In 1959, a few months before his death, Lanza (GaVoian) is giving a press interview in his dressing room between concert performances. Speaking directly to the theater audience as, GaVoian chronicles Lanza’s life in story and song.
The text, by GaVoian and director Joseph Fraley, touches the highlights: his boyhood in South Philadelphia, his experiences in the Army, his prodigious appetites for food and sex, his troubled marriage, the problems with obesity, the rise and fall of his film career.
However, despite the interesting revelation of Lanza’s fixation on Enrico Caruso and the veiled inference that gangster “Lucky” Luciano might have had a hand in his demise, one is no closer to knowing or understanding Mario Lanza at end than at the beginning.
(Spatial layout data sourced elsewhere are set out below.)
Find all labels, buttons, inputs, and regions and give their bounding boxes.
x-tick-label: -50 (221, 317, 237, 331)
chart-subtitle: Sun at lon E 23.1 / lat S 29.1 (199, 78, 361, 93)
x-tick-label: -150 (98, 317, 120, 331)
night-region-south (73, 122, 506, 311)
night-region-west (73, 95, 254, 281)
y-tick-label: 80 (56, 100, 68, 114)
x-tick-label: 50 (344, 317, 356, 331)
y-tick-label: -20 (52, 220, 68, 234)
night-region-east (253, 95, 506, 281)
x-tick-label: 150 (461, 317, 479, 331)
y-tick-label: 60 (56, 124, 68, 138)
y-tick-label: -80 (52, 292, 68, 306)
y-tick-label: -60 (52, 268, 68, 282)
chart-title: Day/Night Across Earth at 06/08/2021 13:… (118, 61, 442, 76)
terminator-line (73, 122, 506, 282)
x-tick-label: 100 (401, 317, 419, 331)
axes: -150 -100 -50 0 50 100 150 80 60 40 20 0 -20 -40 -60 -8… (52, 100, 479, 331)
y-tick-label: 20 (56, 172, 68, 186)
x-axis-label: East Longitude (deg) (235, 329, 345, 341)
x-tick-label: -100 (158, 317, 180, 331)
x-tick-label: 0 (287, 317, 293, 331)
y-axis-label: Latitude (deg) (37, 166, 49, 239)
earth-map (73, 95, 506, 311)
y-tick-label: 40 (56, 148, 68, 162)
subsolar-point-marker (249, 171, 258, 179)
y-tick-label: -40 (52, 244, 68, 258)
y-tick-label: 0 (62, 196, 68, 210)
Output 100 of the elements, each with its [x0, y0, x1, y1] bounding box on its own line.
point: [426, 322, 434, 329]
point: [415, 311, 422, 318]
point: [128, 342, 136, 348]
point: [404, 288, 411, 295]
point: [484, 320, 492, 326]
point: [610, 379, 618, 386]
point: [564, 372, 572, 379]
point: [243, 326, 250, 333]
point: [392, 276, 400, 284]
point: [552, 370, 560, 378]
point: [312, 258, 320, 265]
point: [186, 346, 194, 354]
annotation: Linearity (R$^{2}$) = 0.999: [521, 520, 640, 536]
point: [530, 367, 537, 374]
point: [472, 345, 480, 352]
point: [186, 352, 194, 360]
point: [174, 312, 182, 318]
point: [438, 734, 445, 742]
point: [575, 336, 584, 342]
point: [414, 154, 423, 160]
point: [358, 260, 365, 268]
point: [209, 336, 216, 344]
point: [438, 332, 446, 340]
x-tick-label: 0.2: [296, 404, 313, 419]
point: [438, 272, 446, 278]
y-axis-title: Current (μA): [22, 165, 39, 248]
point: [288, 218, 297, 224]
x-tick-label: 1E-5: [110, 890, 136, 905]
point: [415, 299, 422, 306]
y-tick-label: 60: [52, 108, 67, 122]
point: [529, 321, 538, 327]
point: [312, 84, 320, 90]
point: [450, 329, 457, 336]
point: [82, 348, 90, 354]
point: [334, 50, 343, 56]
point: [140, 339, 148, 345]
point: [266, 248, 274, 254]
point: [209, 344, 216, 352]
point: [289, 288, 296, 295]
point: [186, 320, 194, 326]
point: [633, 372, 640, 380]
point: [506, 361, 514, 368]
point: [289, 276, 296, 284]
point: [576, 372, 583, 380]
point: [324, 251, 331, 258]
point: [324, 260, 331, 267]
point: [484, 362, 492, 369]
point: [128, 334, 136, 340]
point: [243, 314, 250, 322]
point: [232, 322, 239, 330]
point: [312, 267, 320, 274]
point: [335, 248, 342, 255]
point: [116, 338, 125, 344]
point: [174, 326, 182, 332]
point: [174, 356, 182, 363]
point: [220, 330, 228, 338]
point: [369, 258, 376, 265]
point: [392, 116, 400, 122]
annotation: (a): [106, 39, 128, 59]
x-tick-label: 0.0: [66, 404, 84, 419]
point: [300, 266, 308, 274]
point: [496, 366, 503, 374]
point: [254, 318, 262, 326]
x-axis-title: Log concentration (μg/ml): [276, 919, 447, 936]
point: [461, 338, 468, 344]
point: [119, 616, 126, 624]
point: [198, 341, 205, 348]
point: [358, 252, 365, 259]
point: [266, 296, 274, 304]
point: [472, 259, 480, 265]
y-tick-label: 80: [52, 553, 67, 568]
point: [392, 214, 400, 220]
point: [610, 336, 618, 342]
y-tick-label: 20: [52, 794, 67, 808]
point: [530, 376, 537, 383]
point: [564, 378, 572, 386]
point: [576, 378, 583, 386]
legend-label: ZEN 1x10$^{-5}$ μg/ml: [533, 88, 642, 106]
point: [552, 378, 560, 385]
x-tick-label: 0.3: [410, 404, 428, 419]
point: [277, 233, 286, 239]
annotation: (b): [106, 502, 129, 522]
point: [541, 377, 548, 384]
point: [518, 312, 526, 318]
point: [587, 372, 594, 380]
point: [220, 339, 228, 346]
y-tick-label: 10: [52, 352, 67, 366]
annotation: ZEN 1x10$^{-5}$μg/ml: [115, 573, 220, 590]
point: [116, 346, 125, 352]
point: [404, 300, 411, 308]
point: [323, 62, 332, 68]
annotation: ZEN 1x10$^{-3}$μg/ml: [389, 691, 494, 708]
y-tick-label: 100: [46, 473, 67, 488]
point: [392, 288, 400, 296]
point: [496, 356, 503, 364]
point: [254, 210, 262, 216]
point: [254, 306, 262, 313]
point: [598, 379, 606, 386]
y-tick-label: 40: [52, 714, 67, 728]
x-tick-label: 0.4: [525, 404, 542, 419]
GaVoian never becomes the larger-than-life man he is portraying. Under Fraley’s direction, he is allowed to wander nervously and, at times, aimlessly about the stage, and the dialogue stops when he eats, pours wine, puts on makeup , etc. But when the music starts, GaVoian certainly does honor Lanza’s reputation as an operatic tenor. He doesn’t try to duplicate Lanza’s lightness and soaring lyricism; GaVoian’s timbre is deeper and grittier. He is a dramatic tenor and actually might outdo Lanza in his ability to communicate the darker undertones of the operatic material: Puccini’s “E lucevan le stelle” from “Tosca” and the wrenching “Vesti la giubba” from Leoncavallo’s “Pagliacci.”
The dressing room set design by Victoria GaVoian and Robert E. Fraley is decorative but not very serviceable: The actor keeps having to turn his back on the audience to conduct much of his onstage business. And the uncredited sound design could use some adjustment.